The study of inbreeding depression has major relevance for many disciplines, including conservation genetics and evolutionary biology. Still, the molecular genetic basis of this phenomenon remains poorly characterised, as knowledge on the mechanistic causes of inbreeding depression and the molecular properties of genes that give rise to or modulate its deleterious effects is lacking. These questions warrant the detailed study of genetic loci giving rise to inbreeding depression. However, the complex and polygenic nature of general inbreeding depression makes this a daunting task. Study of inbreeding effects in specific traits, such as age-specific mortality and life span, provide a good starting point, as a limited set of genes is expected to be involved.

Results

Here we report on a QTL mapping study on inbreeding related and temperature sensitive lethality in male Drosophila melanogaster.

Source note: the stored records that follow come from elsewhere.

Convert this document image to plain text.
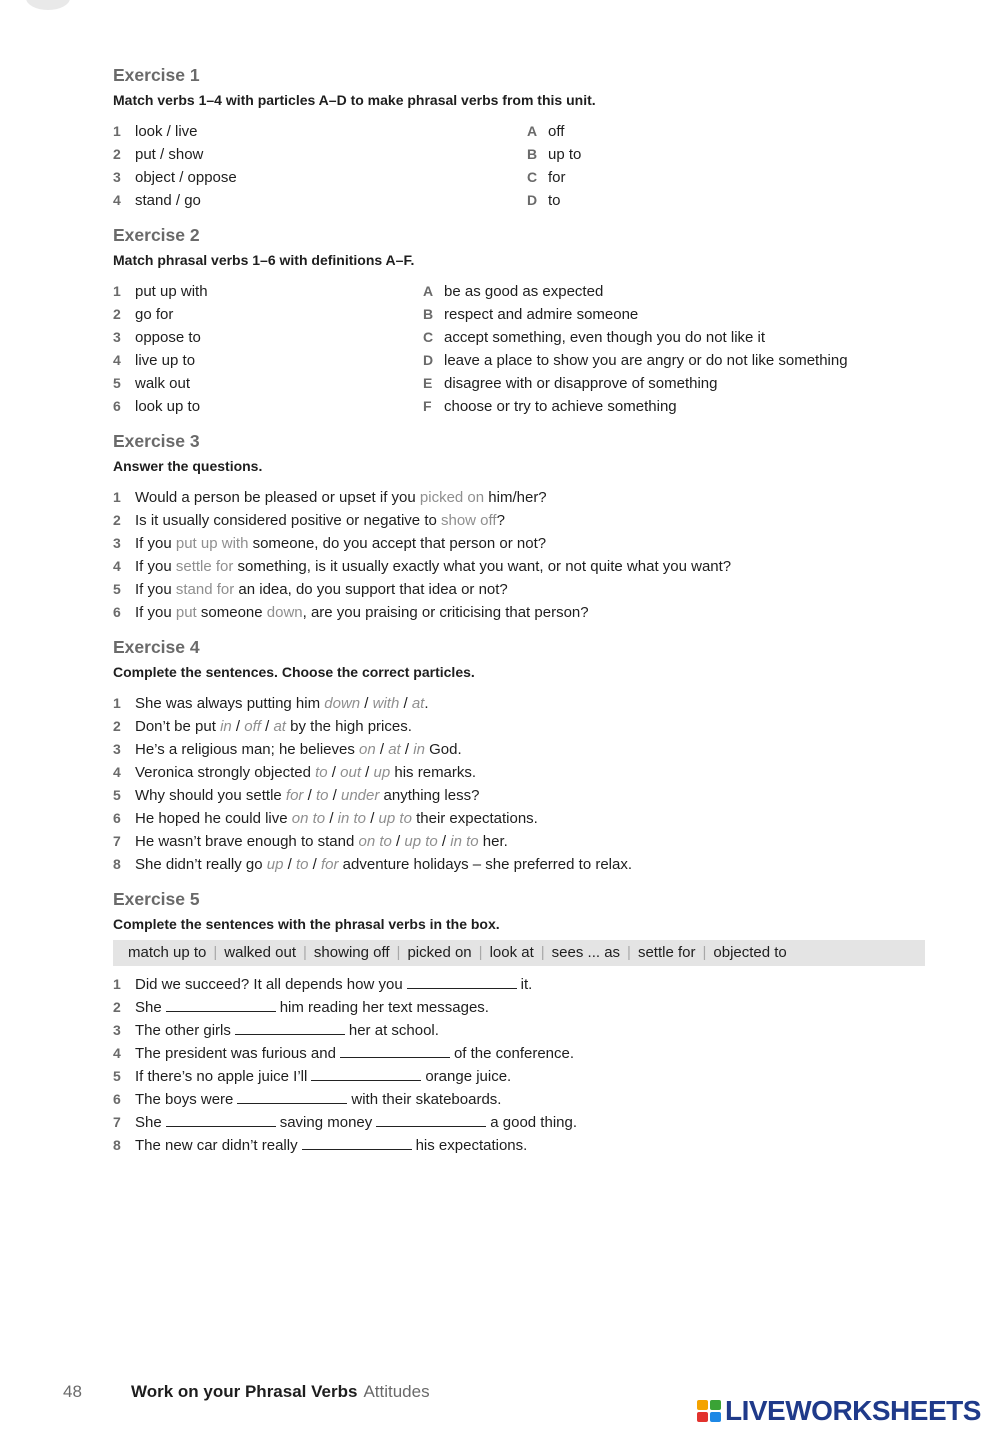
Exercise 1
Match verbs 1–4 with particles A–D to make phrasal verbs from this unit.
1 look / live	A off
2 put / show	B up to
3 object / oppose	C for
4 stand / go	D to
Exercise 2
Match phrasal verbs 1–6 with definitions A–F.
1 put up with	A be as good as expected
2 go for	B respect and admire someone
3 oppose to	C accept something, even though you do not like it
4 live up to	D leave a place to show you are angry or do not like something
5 walk out	E disagree with or disapprove of something
6 look up to	F choose or try to achieve something
Exercise 3
Answer the questions.
1 Would a person be pleased or upset if you picked on him/her?
2 Is it usually considered positive or negative to show off?
3 If you put up with someone, do you accept that person or not?
4 If you settle for something, is it usually exactly what you want, or not quite what you want?
5 If you stand for an idea, do you support that idea or not?
6 If you put someone down, are you praising or criticising that person?
Exercise 4
Complete the sentences. Choose the correct particles.
1 She was always putting him down / with / at.
2 Don’t be put in / off / at by the high prices.
3 He’s a religious man; he believes on / at / in God.
4 Veronica strongly objected to / out / up his remarks.
5 Why should you settle for / to / under anything less?
6 He hoped he could live on to / in to / up to their expectations.
7 He wasn’t brave enough to stand on to / up to / in to her.
8 She didn’t really go up / to / for adventure holidays – she preferred to relax.
Exercise 5
Complete the sentences with the phrasal verbs in the box.
match up to | walked out | showing off | picked on | look at | sees ... as | settle for | objected to
1 Did we succeed? It all depends how you	it.
2 She	him reading her text messages.
3 The other girls	her at school.
4 The president was furious and	of the conference.
5 If there’s no apple juice I’ll	orange juice.
6 The boys were	with their skateboards.
7 She	saving money	a good thing.
8 The new car didn’t really	his expectations.
48	Work on your Phrasal Verbs Attitudes
LIVEWORKSHEETS
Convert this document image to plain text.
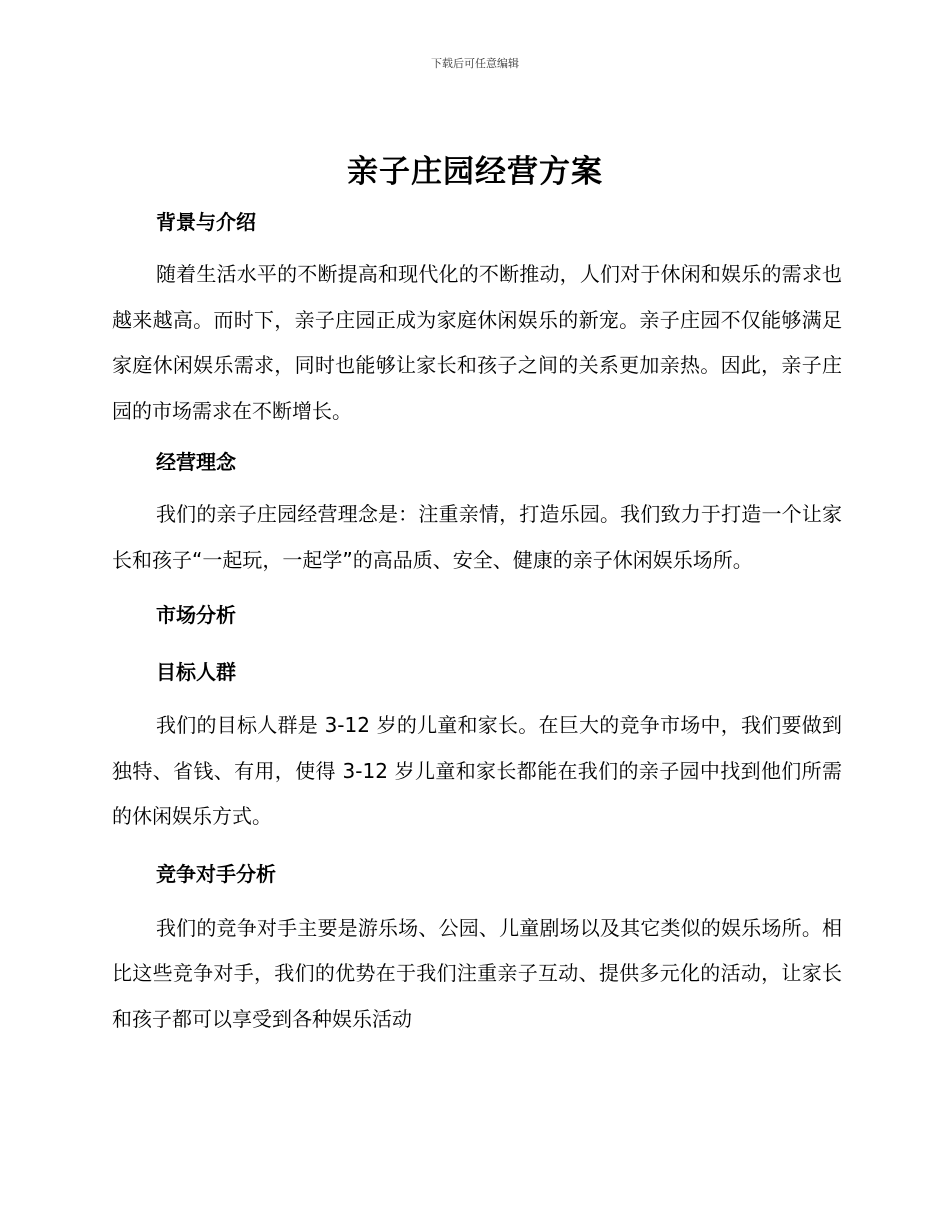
下载后可任意编辑
亲子庄园经营方案
背景与介绍

随着生活水平的不断提高和现代化的不断推动，人们对于休闲和娱乐的需求也越来越高。而时下，亲子庄园正成为家庭休闲娱乐的新宠。亲子庄园不仅能够满足家庭休闲娱乐需求，同时也能够让家长和孩子之间的关系更加亲热。因此，亲子庄园的市场需求在不断增长。

经营理念

我们的亲子庄园经营理念是：注重亲情，打造乐园。我们致力于打造一个让家长和孩子“一起玩，一起学”的高品质、安全、健康的亲子休闲娱乐场所。

市场分析
目标人群

我们的目标人群是 3-12 岁的儿童和家长。在巨大的竞争市场中，我们要做到独特、省钱、有用，使得 3-12 岁儿童和家长都能在我们的亲子园中找到他们所需的休闲娱乐方式。

竞争对手分析

我们的竞争对手主要是游乐场、公园、儿童剧场以及其它类似的娱乐场所。相比这些竞争对手，我们的优势在于我们注重亲子互动、提供多元化的活动，让家长和孩子都可以享受到各种娱乐活动
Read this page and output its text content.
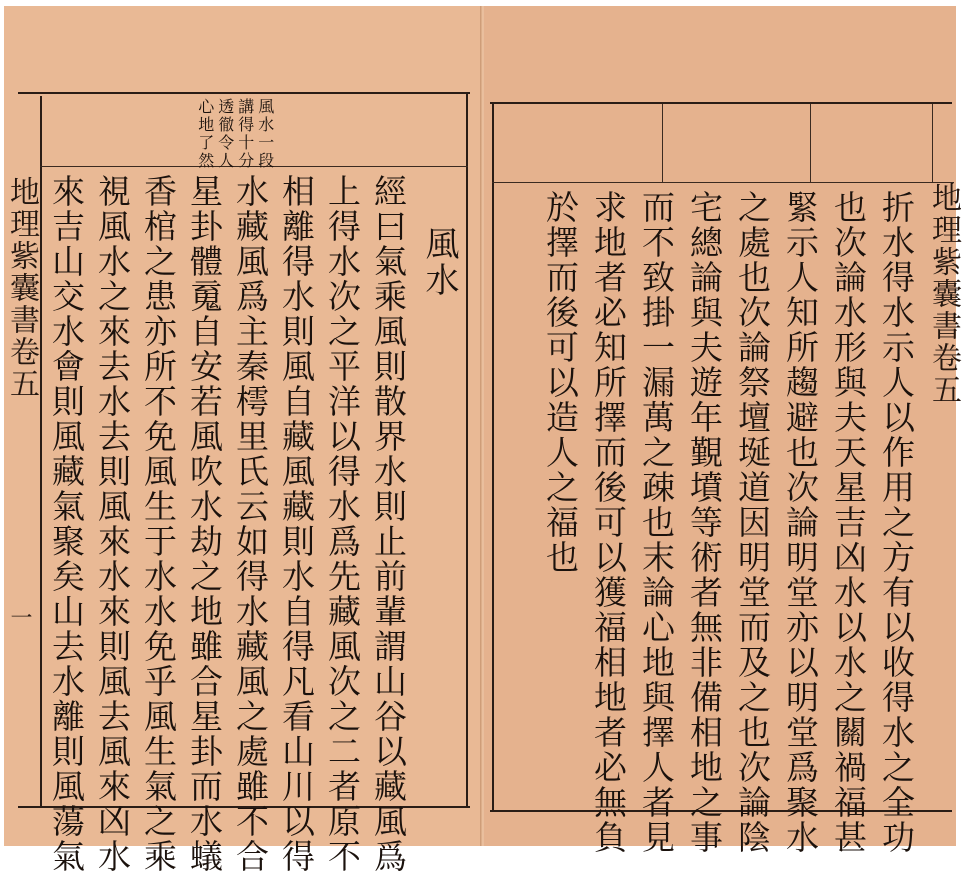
地理紫囊書卷五
一
風水一段
講得十分
透徹令人
心地了然
風水
經曰氣乘風則散界水則止前輩謂山谷以藏風爲
上得水次之平洋以得水爲先藏風次之二者原不
相離得水則風自藏風藏則水自得凡看山川以得
水藏風爲主秦樗里氏云如得水藏風之處雖不合
星卦體䰟自安若風吹水劫之地雖合星卦而水蟻
香棺之患亦所不免風生于水水免乎風生氣之乘
視風水之來去水去則風來水來則風去風來凶水
來吉山交水會則風藏氣聚矣山去水離則風蕩氣	地理紫囊書卷五
折水得水示人以作用之方有以收得水之全功
也次論水形與夫天星吉凶水以水之關禍福甚
緊示人知所趨避也次論明堂亦以明堂爲聚水
之處也次論祭壇埏道因明堂而及之也次論陰
宅總論與夫遊年覲墳等術者無非備相地之事
而不致掛一漏萬之疎也末論心地與擇人者見
求地者必知所擇而後可以獲福相地者必無負
於擇而後可以造人之福也
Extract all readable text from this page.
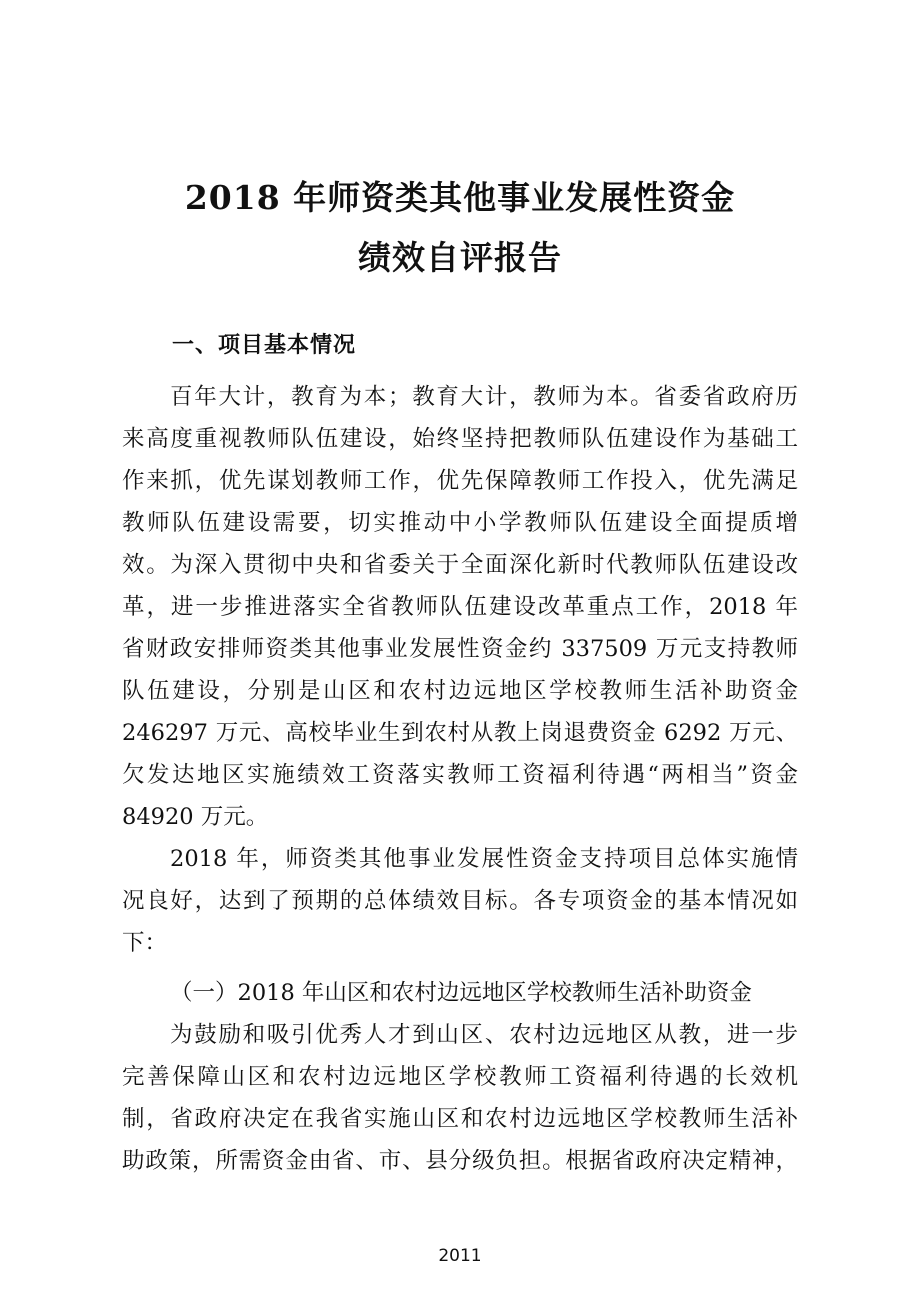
2018 年师资类其他事业发展性资金
绩效自评报告
一、项目基本情况
百年大计，教育为本；教育大计，教师为本。省委省政府历
来高度重视教师队伍建设，始终坚持把教师队伍建设作为基础工
作来抓，优先谋划教师工作，优先保障教师工作投入，优先满足
教师队伍建设需要，切实推动中小学教师队伍建设全面提质增
效。为深入贯彻中央和省委关于全面深化新时代教师队伍建设改
革，进一步推进落实全省教师队伍建设改革重点工作，2018 年
省财政安排师资类其他事业发展性资金约 337509 万元支持教师
队伍建设，分别是山区和农村边远地区学校教师生活补助资金
246297 万元、高校毕业生到农村从教上岗退费资金 6292 万元、
欠发达地区实施绩效工资落实教师工资福利待遇“两相当”资金
84920 万元。
2018 年，师资类其他事业发展性资金支持项目总体实施情
况良好，达到了预期的总体绩效目标。各专项资金的基本情况如
下：
（一）2018 年山区和农村边远地区学校教师生活补助资金
为鼓励和吸引优秀人才到山区、农村边远地区从教，进一步
完善保障山区和农村边远地区学校教师工资福利待遇的长效机
制，省政府决定在我省实施山区和农村边远地区学校教师生活补
助政策，所需资金由省、市、县分级负担。根据省政府决定精神，
2011
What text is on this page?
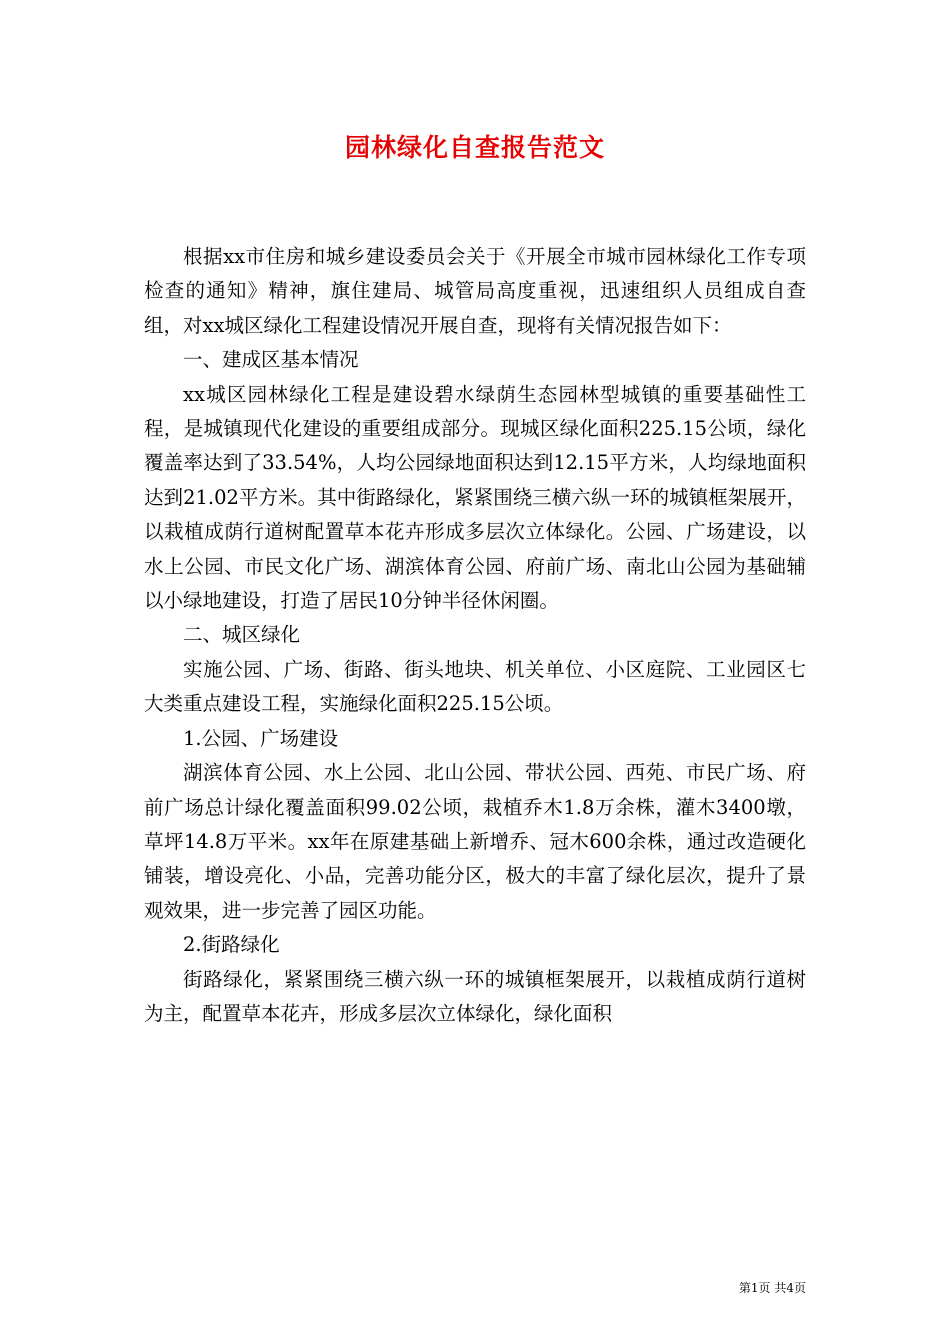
园林绿化自查报告范文

根据xx市住房和城乡建设委员会关于《开展全市城市园林绿化工作专项检查的通知》精神，旗住建局、城管局高度重视，迅速组织人员组成自查组，对xx城区绿化工程建设情况开展自查，现将有关情况报告如下：

一、建成区基本情况

xx城区园林绿化工程是建设碧水绿荫生态园林型城镇的重要基础性工程，是城镇现代化建设的重要组成部分。现城区绿化面积225.15公顷，绿化覆盖率达到了33.54%，人均公园绿地面积达到12.15平方米，人均绿地面积达到21.02平方米。其中街路绿化，紧紧围绕三横六纵一环的城镇框架展开，以栽植成荫行道树配置草本花卉形成多层次立体绿化。公园、广场建设，以水上公园、市民文化广场、湖滨体育公园、府前广场、南北山公园为基础辅以小绿地建设，打造了居民10分钟半径休闲圈。

二、城区绿化

实施公园、广场、街路、街头地块、机关单位、小区庭院、工业园区七大类重点建设工程，实施绿化面积225.15公顷。

1.公园、广场建设

湖滨体育公园、水上公园、北山公园、带状公园、西苑、市民广场、府前广场总计绿化覆盖面积99.02公顷，栽植乔木1.8万余株，灌木3400墩，草坪14.8万平米。xx年在原建基础上新增乔、冠木600余株，通过改造硬化铺装，增设亮化、小品，完善功能分区，极大的丰富了绿化层次，提升了景观效果，进一步完善了园区功能。

2.街路绿化

街路绿化，紧紧围绕三横六纵一环的城镇框架展开，以栽植成荫行道树为主，配置草本花卉，形成多层次立体绿化，绿化面积

第1页 共4页
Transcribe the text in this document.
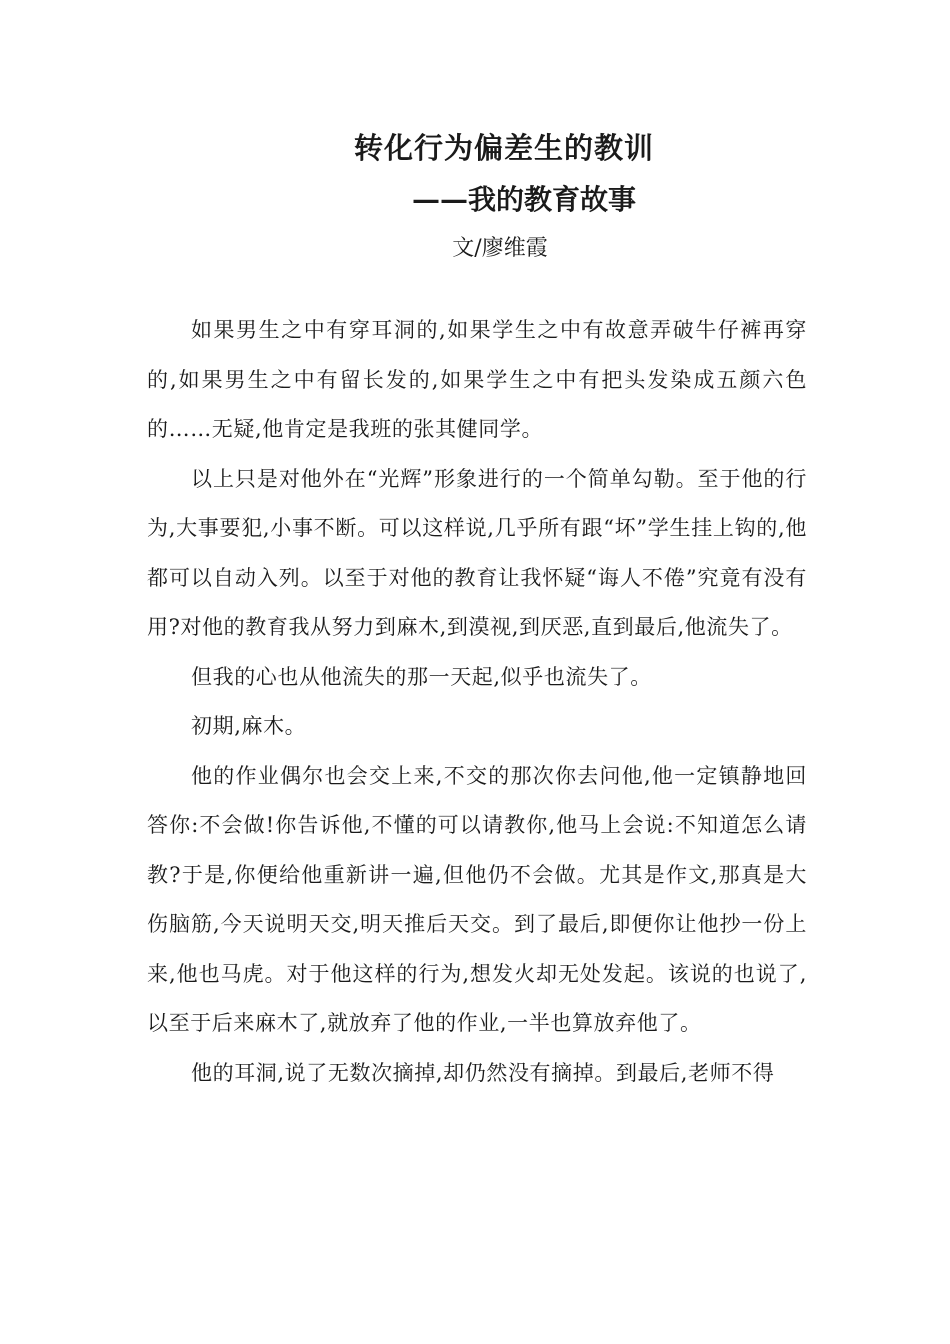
转化行为偏差生的教训
——我的教育故事
文/廖维霞

如果男生之中有穿耳洞的,如果学生之中有故意弄破牛仔裤再穿的,如果男生之中有留长发的,如果学生之中有把头发染成五颜六色的……无疑,他肯定是我班的张其健同学。

以上只是对他外在“光辉”形象进行的一个简单勾勒。至于他的行为,大事要犯,小事不断。可以这样说,几乎所有跟“坏”学生挂上钩的,他都可以自动入列。以至于对他的教育让我怀疑“诲人不倦”究竟有没有用?对他的教育我从努力到麻木,到漠视,到厌恶,直到最后,他流失了。

但我的心也从他流失的那一天起,似乎也流失了。

初期,麻木。

他的作业偶尔也会交上来,不交的那次你去问他,他一定镇静地回答你:不会做!你告诉他,不懂的可以请教你,他马上会说:不知道怎么请教?于是,你便给他重新讲一遍,但他仍不会做。尤其是作文,那真是大伤脑筋,今天说明天交,明天推后天交。到了最后,即便你让他抄一份上来,他也马虎。对于他这样的行为,想发火却无处发起。该说的也说了,以至于后来麻木了,就放弃了他的作业,一半也算放弃他了。

他的耳洞,说了无数次摘掉,却仍然没有摘掉。到最后,老师不得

The inbreeding effect was expressed at moderately high temperature, and manifested itself as severe premature mortality in males, but not in females. We used a North Carolina crossing design 3 to estimate average dominance ratio and heritability. We found the genetic basis of the lethal effect to be relatively simple, being due mainly to a single recessive QTL on the left arm of chromosome 2. This locus colocalised with a QTL that conditioned variation in female life span, acting as an overdominant locus for this trait. Male life span was additionally affected by variation at the X-chromosome.

Conclusion

This demonstrates that analysis of large conditional lethal effects is a viable strategy for delineating genes which are sensitive to inbreeding depression.